Evidentemente questa donna
musulmana, non paga di aver sbattuto la testa una, due, tre, quattro o più volte
contro il muro dei suoi pregiudizi religiosi contro la società laica, vuole
imporre a prescindere di essere accettata, nonostante l’isolazionismo religioso
causatole dal Hijab,
in molti ambienti laici, lavorativi l e non, volendo
presuntuosamente piegare suo credo
religioso la laicità ostruttiva del tessuto lavorativo italiano.
Con questa scelta di “coming out”,
visto che il suo nome circola in rete,
forse sono in molti ad auspicare che faccia fatica, o che le sia impossibile
trovare lavoro, proprio per aver mostrato il suo integralismo, che l’ha isolata
dal consesso civile italiano, e anche per via dei danni economici e di immagine
che potrebbe causare a questa azienda, dove una
dipendente ha compiuto la
l”leggerezza” di ribadirle una realtà e
una verità che ben conosceva e che non
ha mai voluto accettare: ossia che senza
Hijab sarebbe stata assunta
senza problemi.
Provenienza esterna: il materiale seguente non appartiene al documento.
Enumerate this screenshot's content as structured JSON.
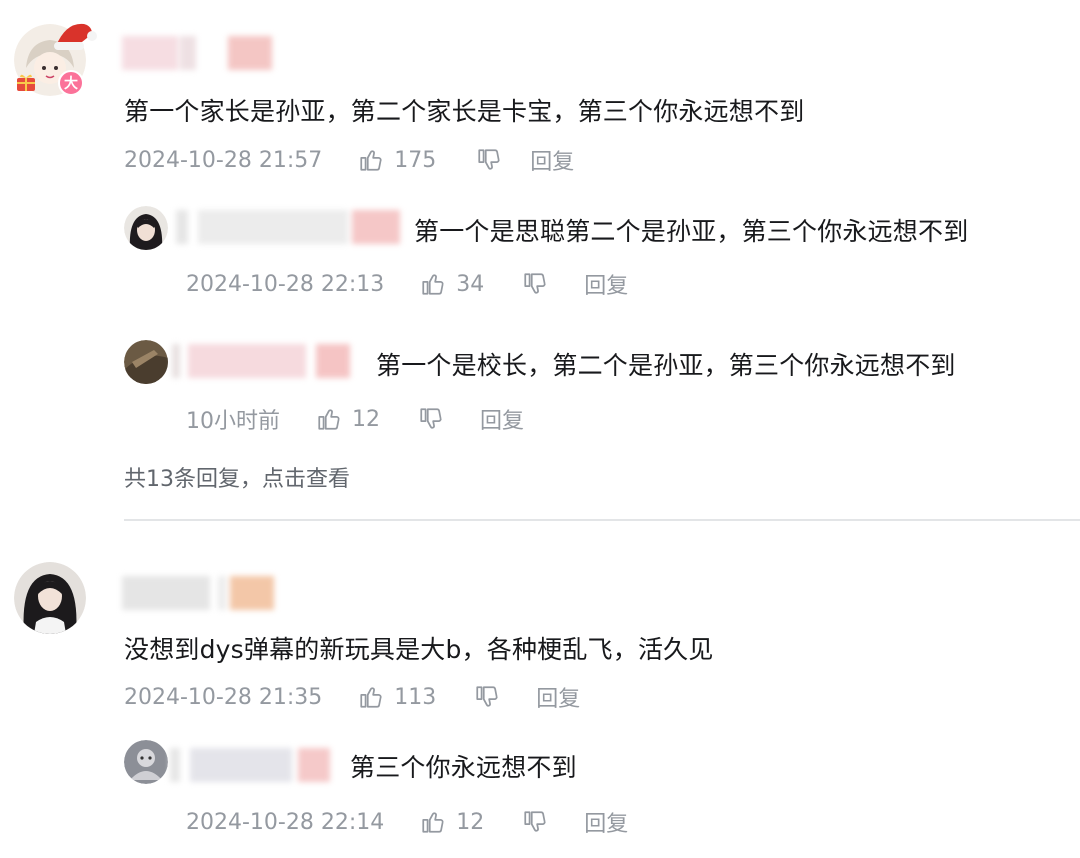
{
  "comments": [
    {
      "text": "第一个家长是孙亚，第二个家长是卡宝，第三个你永远想不到",
      "time": "2024-10-28 21:57",
      "likes": "175",
      "reply_label": "回复",
      "avatar_badge": "大",
      "replies": [
        {
          "text": "第一个是思聪第二个是孙亚，第三个你永远想不到",
          "time": "2024-10-28 22:13",
          "likes": "34",
          "reply_label": "回复"
        },
        {
          "text": "第一个是校长，第二个是孙亚，第三个你永远想不到",
          "time": "10小时前",
          "likes": "12",
          "reply_label": "回复"
        }
      ],
      "more_replies": "共13条回复，点击查看"
    },
    {
      "text": "没想到dys弹幕的新玩具是大b，各种梗乱飞，活久见",
      "time": "2024-10-28 21:35",
      "likes": "113",
      "reply_label": "回复",
      "replies": [
        {
          "text": "第三个你永远想不到",
          "time": "2024-10-28 22:14",
          "likes": "12",
          "reply_label": "回复"
        }
      ]
    }
  ],
  "colors": {
    "text": "#18191c",
    "meta": "#9499a0",
    "divider": "#e3e5e7"
  }
}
Mentre questa dura, vorrebbe l’assunzione alle sue condizioni,
non a quelle del datore di lavoro. Con questa sua volontà “violenta” di imporre
il suo pensiero, invece che avere la ragione di comprendere le regole del
mercato, oggi è il Hijab, domani poteva fare storie perché doveva distribuire
volantini dove in qualche supermercato
si effettuano promozioni su carne di porco, animale considerato immondo
dall’Islam, costei nuovamente per motivi
religiosi avrebbe forse impiantato nuove grane, correndo a “piangere”
dall’avvocato, accusando nuovamente l’azienda di discriminazione su base
religiosa.
Non va dimenticato che in Italia esistono centinaia,
se non migliaia di donne egiziane che hanno scelto di integrarsi nella società,
rimando delle devote ad Allah e all’Islam, scegliendo un percorso neutro, ma
non per questo avverso al Corano, sapendosi integrare nei posti di lavoro e nel
tessuto culturale, facendosi accettare anche in virtù del proprio credo
religioso, non necessariamente esteriorizzato in forma radicale, rimanendo
religiosamente legate, nel consesso privato e nei luoghi preposti al culto,
all’ultima delle tre religioni Abramitiche.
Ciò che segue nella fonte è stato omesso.